Experience Sydney like an insider with Monocle’s City Guide
The capital city of New South Wales rewards every return with its diverse landscape and retail scene. Explore our out-now guide to its best spots.
It should be mandatory for anyone born and raised in Sydney to leave the city for a few years. We Sydneysiders love to complain about this incredible place and leaving is the only cure that I have found for our penchant to gripe with “problems” the rest of the world dreams of having. For instance, there’s the ferry to work, which traverses the iconic harbour but can be late by a few minutes. The sloping hills, which make its landscape so interesting, are sometimes a bit annoying. Winters are warm enough that you only get to wear your big coat a handful of times a year. Imagine the horror.
We’re blissfully unaware of how good we have it. The things that many of us consider normal, even a borderline birthright, such as good coffee, safe streets and passionate opinions about pilates studios, are very much a privilege. I once met a man who commuted into the city by kayak and he acted as though it was the most ordinary thing in the world. He clearly needed time away for some perspective on true mundanity. It also took me leaving for university to fall in love with Sydney.

In our defence, however, Sydney hasn’t been without issues. The rapturous reception to the 2000 Olympic Games should have been a boon for soft power, the economy and culture. But the opportunity was squandered. Instead, the Harbour City saw 20 years of sluggish development; legislative and regulatory overreach hobbled the local economy; and its coronavirus response was stifling.
My first job out of university was as directory editor at Broadsheet, Australia’s leading city guide, where I covered dining spots and shops from Melbourne to Sydney. When I started in 2019, nearly every notable opening seemed to happen in the former. But by the time I left in 2021, it felt as though the opposite was the case. Sydney, freshly unleashed from its coronavirus-pandemic lockdowns and the worst of its notorious lockout laws, had the winds of change in its sails.
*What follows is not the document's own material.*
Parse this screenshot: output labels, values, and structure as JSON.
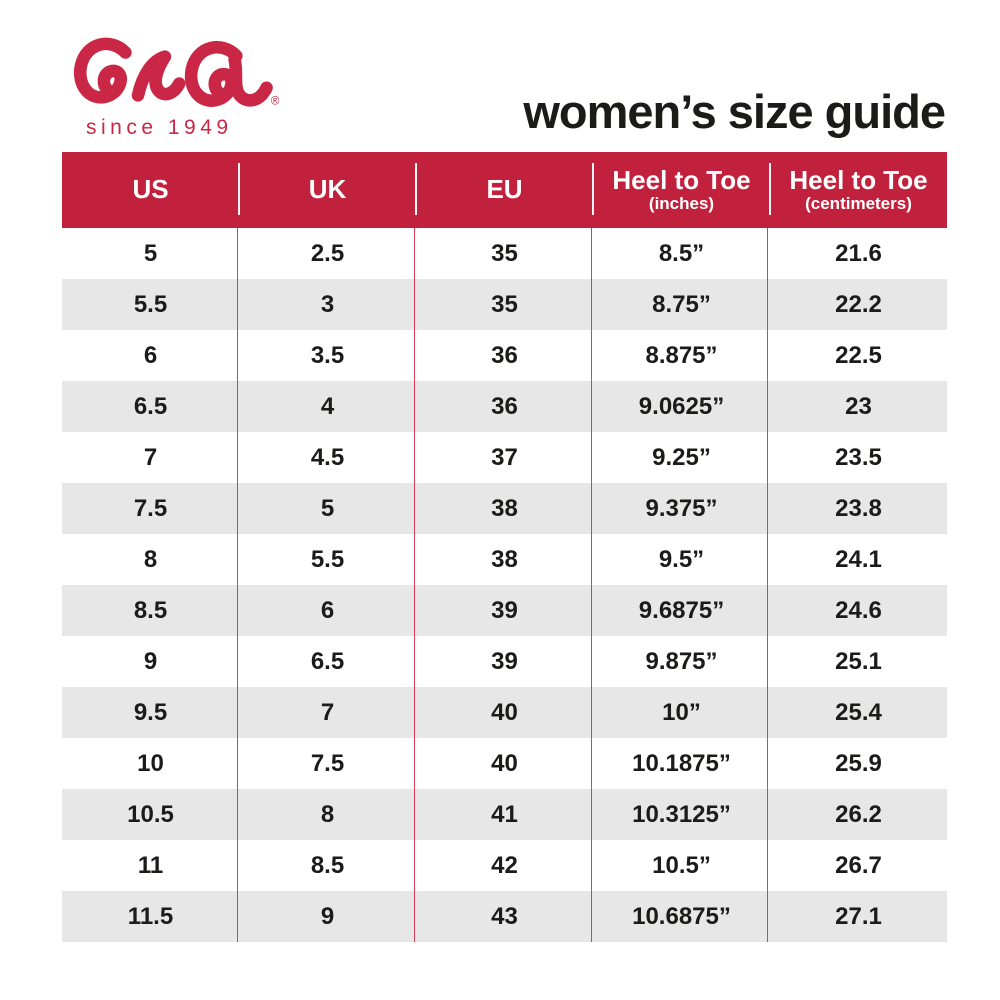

It remembered that it had been, and could be again, the most important city in Australia.
That only continued when I moved back to Sydney and began writing for Monocle in 2022. There was always something new to cover: museums designed by renowned architects, vast public-transport overhauls and city-shaping infrastructure projects, not to mention a panoply of exciting new retail and hospitality operators. All of this was overlaid onto one of the world’s most idyllic urban landscapes. The nihilism of the 2000s was replaced by optimistic civic pride.
The city is ready for its big moment again and it won’t waste it this time. Our Sydney guide celebrates the institutions that endured the fallow years, as well as the new places that have bloomed on the other side of them. The difficulty of winnowing the selection down to the absolute essentials was, to me, the best proof of the city’s renaissance. I hope that a scroll through the guide improves your visit and fills you with the intention of coming back – because Sydney gets better every time, especially after some distance apart.